Last year, the Congressional Research Service produced more than 1,000 new reports and more than 2,500 updates of previous reports for the use of Congress, according to the latest CRS annual report. Those figures do not include “approximately 62,000 requests for custom analysis and research” for individual members or Committees.
“For all public policy issues, Congress could rely on the authoritative, objective, timely, and confidential support that CRS offered at each stage of the legislative process,” the CRS annual report said.
In principle, CRS should be able to release all of its general distribution reports to the public, while maintaining the confidentiality of analyses prepared for individual members at their request.

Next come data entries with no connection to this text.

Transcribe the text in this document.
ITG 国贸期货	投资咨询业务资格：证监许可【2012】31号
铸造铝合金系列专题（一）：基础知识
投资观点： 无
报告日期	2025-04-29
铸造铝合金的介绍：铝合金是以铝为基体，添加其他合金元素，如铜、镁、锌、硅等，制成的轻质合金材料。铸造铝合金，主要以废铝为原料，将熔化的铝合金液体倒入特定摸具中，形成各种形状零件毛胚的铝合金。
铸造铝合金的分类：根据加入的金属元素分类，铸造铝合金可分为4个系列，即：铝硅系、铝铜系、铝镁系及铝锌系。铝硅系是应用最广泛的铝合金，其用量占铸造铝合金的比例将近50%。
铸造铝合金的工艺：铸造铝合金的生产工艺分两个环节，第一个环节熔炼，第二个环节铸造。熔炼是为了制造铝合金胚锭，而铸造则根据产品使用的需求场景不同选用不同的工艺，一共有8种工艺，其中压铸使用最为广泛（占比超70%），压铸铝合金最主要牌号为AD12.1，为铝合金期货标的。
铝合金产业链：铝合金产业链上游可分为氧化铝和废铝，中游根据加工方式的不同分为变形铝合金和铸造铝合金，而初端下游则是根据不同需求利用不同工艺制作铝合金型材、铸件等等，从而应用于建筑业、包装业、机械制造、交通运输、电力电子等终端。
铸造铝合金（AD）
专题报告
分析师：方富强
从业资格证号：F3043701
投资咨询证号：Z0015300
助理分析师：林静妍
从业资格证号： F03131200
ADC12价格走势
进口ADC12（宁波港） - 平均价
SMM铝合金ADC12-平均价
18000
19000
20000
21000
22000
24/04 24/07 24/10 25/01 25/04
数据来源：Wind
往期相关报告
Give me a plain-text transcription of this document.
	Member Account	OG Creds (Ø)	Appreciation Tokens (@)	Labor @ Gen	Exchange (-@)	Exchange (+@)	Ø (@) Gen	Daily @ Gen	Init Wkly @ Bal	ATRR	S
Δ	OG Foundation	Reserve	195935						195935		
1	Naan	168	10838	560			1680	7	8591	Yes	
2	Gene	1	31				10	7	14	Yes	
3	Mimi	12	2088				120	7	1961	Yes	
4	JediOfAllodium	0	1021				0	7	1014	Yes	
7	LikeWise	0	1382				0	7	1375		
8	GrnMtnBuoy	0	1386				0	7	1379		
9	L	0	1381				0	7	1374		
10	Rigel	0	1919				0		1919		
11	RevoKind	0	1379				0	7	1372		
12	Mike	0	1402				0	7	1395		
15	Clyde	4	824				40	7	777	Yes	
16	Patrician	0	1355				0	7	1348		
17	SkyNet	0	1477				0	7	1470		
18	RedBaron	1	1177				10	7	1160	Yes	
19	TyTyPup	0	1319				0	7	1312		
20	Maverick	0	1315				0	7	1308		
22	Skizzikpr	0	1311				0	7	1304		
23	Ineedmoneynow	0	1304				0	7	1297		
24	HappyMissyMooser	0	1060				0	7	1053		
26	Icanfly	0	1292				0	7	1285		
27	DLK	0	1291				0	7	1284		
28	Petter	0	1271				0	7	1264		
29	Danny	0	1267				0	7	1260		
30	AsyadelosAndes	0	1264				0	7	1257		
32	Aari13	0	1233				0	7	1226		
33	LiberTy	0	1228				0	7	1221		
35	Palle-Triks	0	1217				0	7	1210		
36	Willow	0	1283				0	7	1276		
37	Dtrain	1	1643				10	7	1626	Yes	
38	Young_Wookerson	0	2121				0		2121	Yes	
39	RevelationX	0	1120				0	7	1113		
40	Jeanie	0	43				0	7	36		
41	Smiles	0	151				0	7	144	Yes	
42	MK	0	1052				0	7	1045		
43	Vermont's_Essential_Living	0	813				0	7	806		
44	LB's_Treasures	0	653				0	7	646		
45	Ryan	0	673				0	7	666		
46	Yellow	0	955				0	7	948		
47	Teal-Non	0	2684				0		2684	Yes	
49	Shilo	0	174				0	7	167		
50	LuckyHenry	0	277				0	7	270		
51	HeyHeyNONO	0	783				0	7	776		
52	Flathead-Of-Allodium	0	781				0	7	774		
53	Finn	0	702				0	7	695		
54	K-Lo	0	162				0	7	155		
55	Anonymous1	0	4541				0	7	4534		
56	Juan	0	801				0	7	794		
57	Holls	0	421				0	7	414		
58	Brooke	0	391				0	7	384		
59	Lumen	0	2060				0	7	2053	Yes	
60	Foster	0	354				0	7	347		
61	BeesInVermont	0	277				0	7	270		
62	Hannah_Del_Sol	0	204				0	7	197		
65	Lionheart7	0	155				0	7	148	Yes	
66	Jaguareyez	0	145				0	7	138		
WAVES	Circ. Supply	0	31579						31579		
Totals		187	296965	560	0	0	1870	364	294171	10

This common-sense distinction is observed, for example, by the Congressional Budget Office (CBO), CRS’s sister organization, which releases many reports but withholds others.
“CBO makes its work widely available to the Congress and the public by releasing publicly all of its formal cost estimates and analytic reports,” CBO Director Keith Hall said in testimony earlier this month.
“In some circumstances, though, the needs of the Congress lead CBO to keep the results of an analysis confidential,” he said. “Such analyses include informal cost estimates and other types of information produced to assist in the development of legislation.”
But some warn that a similarly straightforward, non-neurotic approach to public release of CRS reports could have unintended negative consequences.
“Most reports are readily available through FAS, but that does not mean that the seemingly minor step of making them publicly available from the get-go won’t change the culture at CRS and how Congress uses CRS,” wrote Winslow Wheeler, a former GAO analyst who later worked with the Project on Government Oversight (which actually favors public distribution of CRS reports).
“Some (many) in Congress will be more encouraged to misuse CRS reports just as they now do GAO reports by manipulating the research question to manipulate the content of the report. That practice is rife at GAO, but not now at CRS,” according to Mr. Wheeler, whose remarks were circulated in an online discussion list in response to a recent New York Times editorial.
“Officially writing for public consumption can also mean that the sometimes technical nature of CRS work will likely be dumbed-down for public consumption…. It could also mean thickening the bureaucracy at CRS if managers there get the notion they are writing for the public, not directly for staff in Congress.”
“The quality of CRS reports, like at GAO, is extremely uneven. Some are excellent; a few are far from it. [Writing for public release] will not likely result in more, better reports,” he contended.
As long as most CRS reports are publicly accessible through alternate, unofficial channels, this question can safely remain open.
Update: Former CRS staffer Bob Lyke suggests in a July 2 letter to the editor of the New York Times that “if reports were generally available, the danger is that they would start to be written for a wider audience, perhaps even unconsciously, not the immediate needs of Congress. The focus and scope might change, and the reports could take longer to write.”